RE: Most Humans Do NOT Have Completely Frree Will
April 17, 2016 at 7:00 pm
(This post was last modified: April 17, 2016 at 7:02 pm by bennyboy.)
(April 17, 2016 at 6:41 am)RozKek Wrote:(April 16, 2016 at 11:03 pm)bennyboy Wrote: I some have a bad definition of "will" in mind. It seems they think "will" means "the Holy power of God to do whatever you want." That's not right. Will is the desire of the thinking agent to use its influence on the environment with a goal in mind. Free will is the ability of that thinking agent to act without an external compulsion, i.e. that one isn't a marionette.

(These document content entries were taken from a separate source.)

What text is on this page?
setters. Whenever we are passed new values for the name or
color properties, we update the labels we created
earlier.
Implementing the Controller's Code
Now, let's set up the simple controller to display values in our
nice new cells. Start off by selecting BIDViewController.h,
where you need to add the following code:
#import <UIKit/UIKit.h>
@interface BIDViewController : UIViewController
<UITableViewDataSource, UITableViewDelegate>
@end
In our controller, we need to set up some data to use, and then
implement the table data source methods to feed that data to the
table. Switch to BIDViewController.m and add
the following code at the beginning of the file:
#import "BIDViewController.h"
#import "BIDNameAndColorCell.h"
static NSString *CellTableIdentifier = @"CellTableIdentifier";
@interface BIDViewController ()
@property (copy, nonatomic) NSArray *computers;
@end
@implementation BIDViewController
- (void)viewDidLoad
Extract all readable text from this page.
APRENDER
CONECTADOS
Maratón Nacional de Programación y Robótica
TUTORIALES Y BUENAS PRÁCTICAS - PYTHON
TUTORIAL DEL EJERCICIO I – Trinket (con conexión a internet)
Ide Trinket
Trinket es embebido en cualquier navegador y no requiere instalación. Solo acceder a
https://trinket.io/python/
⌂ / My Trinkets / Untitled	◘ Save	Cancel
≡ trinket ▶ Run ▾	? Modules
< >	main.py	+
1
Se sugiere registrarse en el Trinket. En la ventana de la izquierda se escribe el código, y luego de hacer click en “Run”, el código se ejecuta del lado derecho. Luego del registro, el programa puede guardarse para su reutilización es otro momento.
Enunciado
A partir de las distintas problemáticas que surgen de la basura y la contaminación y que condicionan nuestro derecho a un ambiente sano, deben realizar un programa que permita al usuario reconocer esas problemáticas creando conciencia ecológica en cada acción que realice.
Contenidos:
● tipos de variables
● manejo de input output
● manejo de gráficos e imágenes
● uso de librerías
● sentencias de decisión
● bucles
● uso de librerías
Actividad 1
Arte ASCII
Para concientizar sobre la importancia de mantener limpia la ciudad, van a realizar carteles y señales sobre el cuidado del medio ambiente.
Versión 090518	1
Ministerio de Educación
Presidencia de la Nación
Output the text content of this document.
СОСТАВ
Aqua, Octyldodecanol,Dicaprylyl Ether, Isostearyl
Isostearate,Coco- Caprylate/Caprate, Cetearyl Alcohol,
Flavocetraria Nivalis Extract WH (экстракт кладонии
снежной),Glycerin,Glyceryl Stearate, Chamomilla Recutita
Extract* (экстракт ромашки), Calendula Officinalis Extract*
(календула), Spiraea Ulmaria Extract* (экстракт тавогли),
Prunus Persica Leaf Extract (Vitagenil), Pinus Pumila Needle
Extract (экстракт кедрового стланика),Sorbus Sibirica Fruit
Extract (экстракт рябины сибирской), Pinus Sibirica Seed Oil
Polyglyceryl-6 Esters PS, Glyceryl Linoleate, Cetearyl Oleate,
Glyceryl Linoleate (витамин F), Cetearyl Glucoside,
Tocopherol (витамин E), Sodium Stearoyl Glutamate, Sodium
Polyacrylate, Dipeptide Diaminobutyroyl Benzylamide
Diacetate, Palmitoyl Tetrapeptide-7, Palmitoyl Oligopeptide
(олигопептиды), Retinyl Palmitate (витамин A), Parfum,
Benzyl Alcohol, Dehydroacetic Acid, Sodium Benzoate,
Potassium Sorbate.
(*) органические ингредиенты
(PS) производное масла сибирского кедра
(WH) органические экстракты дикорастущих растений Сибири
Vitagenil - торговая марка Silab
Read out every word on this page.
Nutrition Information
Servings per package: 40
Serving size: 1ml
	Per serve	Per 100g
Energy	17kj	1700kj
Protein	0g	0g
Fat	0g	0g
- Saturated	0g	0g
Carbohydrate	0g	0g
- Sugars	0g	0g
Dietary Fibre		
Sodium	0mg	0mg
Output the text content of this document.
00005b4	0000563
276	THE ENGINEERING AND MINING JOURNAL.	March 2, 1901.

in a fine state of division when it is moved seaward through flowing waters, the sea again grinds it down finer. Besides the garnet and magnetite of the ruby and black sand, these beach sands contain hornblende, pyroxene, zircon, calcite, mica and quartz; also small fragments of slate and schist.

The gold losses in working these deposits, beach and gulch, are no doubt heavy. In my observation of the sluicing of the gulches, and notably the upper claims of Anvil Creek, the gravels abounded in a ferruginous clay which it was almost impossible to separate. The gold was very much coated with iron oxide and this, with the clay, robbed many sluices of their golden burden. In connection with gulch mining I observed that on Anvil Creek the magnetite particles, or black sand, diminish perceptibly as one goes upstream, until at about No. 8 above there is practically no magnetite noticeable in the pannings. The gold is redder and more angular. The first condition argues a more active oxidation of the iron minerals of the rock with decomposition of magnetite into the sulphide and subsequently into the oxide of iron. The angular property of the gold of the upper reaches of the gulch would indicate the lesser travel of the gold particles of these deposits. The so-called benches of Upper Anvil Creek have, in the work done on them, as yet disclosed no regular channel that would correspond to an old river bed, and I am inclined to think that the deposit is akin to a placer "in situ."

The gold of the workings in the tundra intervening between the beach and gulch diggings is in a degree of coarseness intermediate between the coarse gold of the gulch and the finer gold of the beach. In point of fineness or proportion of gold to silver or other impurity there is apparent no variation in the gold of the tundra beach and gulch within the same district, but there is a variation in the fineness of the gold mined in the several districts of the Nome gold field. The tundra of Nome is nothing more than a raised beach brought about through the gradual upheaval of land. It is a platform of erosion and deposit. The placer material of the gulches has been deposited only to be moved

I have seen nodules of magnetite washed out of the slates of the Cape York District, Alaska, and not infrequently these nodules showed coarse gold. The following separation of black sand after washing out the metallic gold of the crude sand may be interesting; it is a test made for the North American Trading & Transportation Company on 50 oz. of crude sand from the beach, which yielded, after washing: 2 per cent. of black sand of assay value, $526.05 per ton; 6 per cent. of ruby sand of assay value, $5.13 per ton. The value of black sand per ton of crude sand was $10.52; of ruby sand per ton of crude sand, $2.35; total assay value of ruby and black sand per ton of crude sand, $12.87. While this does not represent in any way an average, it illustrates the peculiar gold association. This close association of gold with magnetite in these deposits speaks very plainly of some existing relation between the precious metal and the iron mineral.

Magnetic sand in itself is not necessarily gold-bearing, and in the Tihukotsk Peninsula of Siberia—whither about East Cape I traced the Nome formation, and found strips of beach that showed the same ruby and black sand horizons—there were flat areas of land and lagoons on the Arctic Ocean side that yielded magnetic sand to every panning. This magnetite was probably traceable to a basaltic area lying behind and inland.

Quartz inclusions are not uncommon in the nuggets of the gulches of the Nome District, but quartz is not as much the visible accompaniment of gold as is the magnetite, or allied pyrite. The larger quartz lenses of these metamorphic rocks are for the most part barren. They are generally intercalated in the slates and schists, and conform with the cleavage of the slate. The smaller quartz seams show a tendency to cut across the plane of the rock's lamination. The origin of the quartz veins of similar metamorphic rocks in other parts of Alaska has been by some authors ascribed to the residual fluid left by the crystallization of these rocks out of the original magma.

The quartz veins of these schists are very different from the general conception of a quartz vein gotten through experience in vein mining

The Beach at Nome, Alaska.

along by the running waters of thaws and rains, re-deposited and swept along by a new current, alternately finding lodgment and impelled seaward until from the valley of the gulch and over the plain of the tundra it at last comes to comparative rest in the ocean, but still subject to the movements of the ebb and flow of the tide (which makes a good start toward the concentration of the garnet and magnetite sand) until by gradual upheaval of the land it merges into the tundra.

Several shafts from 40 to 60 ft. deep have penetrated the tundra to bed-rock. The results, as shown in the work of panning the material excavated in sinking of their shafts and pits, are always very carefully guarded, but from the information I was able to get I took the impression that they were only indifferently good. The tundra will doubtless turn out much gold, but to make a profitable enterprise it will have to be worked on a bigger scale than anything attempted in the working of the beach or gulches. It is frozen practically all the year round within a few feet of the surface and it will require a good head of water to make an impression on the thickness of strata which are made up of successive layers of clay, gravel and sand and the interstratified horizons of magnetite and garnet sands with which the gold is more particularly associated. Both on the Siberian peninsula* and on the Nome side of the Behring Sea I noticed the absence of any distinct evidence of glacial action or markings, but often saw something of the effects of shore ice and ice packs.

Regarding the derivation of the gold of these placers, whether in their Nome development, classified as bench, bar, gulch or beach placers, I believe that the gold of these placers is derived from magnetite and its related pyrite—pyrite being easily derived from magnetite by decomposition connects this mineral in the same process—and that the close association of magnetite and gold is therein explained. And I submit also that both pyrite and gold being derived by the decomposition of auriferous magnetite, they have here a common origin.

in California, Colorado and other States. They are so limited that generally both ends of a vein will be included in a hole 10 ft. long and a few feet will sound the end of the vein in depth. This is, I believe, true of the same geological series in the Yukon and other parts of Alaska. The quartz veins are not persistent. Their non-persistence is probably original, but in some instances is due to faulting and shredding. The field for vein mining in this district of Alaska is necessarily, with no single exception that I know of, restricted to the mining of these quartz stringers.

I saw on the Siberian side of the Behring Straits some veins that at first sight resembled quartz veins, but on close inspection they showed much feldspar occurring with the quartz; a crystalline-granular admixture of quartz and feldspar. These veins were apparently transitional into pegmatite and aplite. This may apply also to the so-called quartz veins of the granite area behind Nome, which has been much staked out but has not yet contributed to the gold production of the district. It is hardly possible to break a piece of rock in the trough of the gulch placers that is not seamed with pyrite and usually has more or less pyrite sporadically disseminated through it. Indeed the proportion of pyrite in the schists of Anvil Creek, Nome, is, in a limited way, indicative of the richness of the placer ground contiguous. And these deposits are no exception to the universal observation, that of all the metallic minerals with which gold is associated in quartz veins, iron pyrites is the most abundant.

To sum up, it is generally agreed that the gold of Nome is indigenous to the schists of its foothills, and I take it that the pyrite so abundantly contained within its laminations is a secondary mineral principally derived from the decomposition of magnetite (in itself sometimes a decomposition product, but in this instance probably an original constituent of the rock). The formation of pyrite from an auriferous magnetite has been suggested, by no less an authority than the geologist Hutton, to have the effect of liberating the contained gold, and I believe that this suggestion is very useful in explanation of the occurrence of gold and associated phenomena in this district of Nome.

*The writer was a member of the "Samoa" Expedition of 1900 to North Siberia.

So in the case of drug use, a person has the desire to do a drug, and acts (or occasionally chooses not to) to procure and use it. Freely.
Yes. I was just adressing 100% complete free will independent of any variables
I think as with many philosophical arguments, this comes down more to semantics than to a description of reality. It depends more on how you define "free will" than on our experience of making decisions.
For example, to what degree do one's own feelings constitute a part of the self (which is free)? If you see addiction as something external to the self, like a kind of heavy chain or something, then an addict very clearly is not acting freely-- you have to believe that without discomfort of the addiction, he/she would immediately choose to stop doing the drug. If, on the other hand, you see the suffering as OF the self, then it has nothing to do with free will, because of course the person will act on that addiction and choose to do the drug. In this case, there would be a lack of free will only if the person's body literally moved of its own volition, without the knowledge or conscious compliance of the person-- and while this may be claimed sometimes, I doubt that it ever really happens.